REITs: A Credible Investment, but Still Misunderstood by Savers
An Uncertain Environment Weighing on Savings Decisions
This is one of the main findings from the second edition of the « Investments & SCPI » barometer published by Norma Capital in partnership with Occurrence-IFOP. The survey, conducted from February 26 to March 9, 2026, among 1,550 potential investors, including 1,050 primary profiles with investment capacity and 500 younger profiles, shows that the current context heavily impacts asset allocation decisions. According to the barometer, 80% of respondents state that the economic environment influences their investment decisions. In this context, 27% of the primary profiles say they are refocusing on investments deemed safer and more stable, such as real estate or savings accounts.
A Persistent Gap Between Awareness and Ownership
This shift towards caution does not mean that investment choices are becoming any simpler. On the contrary, the barometer highlights a persistent gap between the reported knowledge of investments and their actual ownership. Respondents claim to know on average five types of investments, but only hold 2.6. More broadly, only about four out of ten investors correctly understand the relationship between investment duration and risk level, a point that is crucial for long-term products.
REITs Benefit from Real Estate's Positive Image
SCPI exemplifies this challenge well. They benefit from the positive perception associated with real estate, viewed by more than eight out of ten respondents as a concrete and tangible asset. Real estate remains linked to the possibility of generating regular income, being a form of safe haven, and having long-term value appreciation potential. However, this favorable perception is not enough to overcome the specific barriers associated with SCPIs.
Limited Recognition
According to the published data, 25% of the main profiles claim to know about SCPI (Sociétés Civiles de Placement Immobilier), but only 7% own them. Among the younger profiles surveyed, awareness drops to 20% and ownership to 5%. Therefore, the issue is not just the appetite for real estate; it also concerns understanding the product, its workings, its risks, and its subscription terms.
Education Becomes the Main Challenge
The barometer thus indicates that the primary obstacle identified is no longer just distrust, but a lack of understanding. Nearly a third of respondents feel they do not adequately understand how REITs operate. This difficulty is even more significant given that the criteria for choosing an investment remain very concrete: investors emphasize the regularity of income, liquidity, and the predictability of returns.
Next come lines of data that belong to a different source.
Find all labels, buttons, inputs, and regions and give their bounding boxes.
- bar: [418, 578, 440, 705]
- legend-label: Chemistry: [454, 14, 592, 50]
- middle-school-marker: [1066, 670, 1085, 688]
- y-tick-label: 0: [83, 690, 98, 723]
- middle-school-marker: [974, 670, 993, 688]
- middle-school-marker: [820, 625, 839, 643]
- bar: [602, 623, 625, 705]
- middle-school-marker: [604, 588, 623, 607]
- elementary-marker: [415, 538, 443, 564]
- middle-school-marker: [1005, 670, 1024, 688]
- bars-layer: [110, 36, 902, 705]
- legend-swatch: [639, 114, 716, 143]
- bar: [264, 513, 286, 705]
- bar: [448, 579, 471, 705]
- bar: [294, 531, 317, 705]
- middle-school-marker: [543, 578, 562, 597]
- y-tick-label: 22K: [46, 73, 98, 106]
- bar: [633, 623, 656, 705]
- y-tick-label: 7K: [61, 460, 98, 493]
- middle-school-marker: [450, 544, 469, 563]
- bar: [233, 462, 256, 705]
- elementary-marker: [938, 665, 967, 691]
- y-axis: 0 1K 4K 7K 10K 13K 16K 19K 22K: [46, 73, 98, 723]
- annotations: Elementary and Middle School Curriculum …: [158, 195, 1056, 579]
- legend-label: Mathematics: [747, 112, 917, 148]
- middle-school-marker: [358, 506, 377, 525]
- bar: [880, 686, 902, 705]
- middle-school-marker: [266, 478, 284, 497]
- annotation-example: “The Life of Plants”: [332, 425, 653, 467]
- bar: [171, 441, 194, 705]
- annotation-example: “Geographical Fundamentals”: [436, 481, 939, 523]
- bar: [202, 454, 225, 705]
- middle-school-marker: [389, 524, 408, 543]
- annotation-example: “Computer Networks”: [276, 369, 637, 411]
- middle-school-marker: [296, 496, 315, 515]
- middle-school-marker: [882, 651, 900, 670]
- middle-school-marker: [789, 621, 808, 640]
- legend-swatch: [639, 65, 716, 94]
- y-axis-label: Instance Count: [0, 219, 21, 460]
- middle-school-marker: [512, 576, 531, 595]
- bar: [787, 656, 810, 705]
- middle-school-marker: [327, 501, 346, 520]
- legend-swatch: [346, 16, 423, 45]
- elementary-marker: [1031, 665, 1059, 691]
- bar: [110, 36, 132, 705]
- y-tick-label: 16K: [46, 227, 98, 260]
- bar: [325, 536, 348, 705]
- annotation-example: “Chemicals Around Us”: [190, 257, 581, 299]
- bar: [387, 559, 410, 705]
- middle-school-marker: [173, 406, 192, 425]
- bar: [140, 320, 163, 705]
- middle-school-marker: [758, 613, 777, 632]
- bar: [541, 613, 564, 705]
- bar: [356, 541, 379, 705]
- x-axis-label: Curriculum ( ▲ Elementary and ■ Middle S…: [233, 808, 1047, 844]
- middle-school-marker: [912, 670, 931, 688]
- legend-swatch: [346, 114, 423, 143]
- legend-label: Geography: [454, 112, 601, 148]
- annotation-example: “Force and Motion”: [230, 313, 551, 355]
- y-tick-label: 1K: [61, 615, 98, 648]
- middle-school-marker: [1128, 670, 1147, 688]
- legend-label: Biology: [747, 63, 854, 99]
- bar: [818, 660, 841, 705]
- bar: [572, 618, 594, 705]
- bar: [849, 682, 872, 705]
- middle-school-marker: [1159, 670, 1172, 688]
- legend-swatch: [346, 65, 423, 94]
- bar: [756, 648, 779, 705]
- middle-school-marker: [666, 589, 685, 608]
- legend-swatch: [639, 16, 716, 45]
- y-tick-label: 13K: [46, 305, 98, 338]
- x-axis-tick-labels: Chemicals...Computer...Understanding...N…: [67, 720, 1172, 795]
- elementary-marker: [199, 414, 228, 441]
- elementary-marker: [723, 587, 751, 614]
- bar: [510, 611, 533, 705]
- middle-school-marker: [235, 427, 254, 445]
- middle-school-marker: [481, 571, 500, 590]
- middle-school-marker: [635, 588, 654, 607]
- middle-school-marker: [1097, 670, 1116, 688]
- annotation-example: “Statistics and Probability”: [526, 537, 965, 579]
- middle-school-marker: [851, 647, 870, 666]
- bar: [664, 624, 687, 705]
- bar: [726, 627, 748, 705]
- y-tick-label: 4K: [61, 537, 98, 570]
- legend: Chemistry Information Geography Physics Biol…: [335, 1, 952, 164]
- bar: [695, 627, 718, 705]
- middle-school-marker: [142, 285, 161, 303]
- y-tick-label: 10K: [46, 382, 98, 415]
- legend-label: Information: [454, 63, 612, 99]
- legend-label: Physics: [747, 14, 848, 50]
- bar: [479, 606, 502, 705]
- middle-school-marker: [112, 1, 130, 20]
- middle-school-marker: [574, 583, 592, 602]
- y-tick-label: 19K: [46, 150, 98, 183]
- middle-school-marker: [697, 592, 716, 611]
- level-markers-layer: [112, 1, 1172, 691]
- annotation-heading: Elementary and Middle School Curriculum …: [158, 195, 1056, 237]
A Long-Term Product That Needs Better Explanation
For asset management companies, the challenge is less about convincing people of the theoretical appeal of real estate and more about clearly explaining what an SCPI entails: a collective real estate investment, subject to market fluctuations, with a long investment horizon, non-guaranteed liquidity, and uncertain income. The renewed credibility of new sector players, deemed credible by nearly two-thirds of surveyed investors, does not eliminate the need for educational efforts.
A Genuine Interest, but Still Dependent on Understanding
When asked what would make real estate investment trusts (REITs) more attractive, respondents first mention education, followed by yield, security related to rental risk, and communication. The message is clear: in a savings market that has become more cautious, REITs have a foundation of interest, but their growth will depend on their ability to be better understood before being more widely subscribed.
This content has been automatically translated using artificial intelligence. While we strive for accuracy, some nuances may differ from the original French version.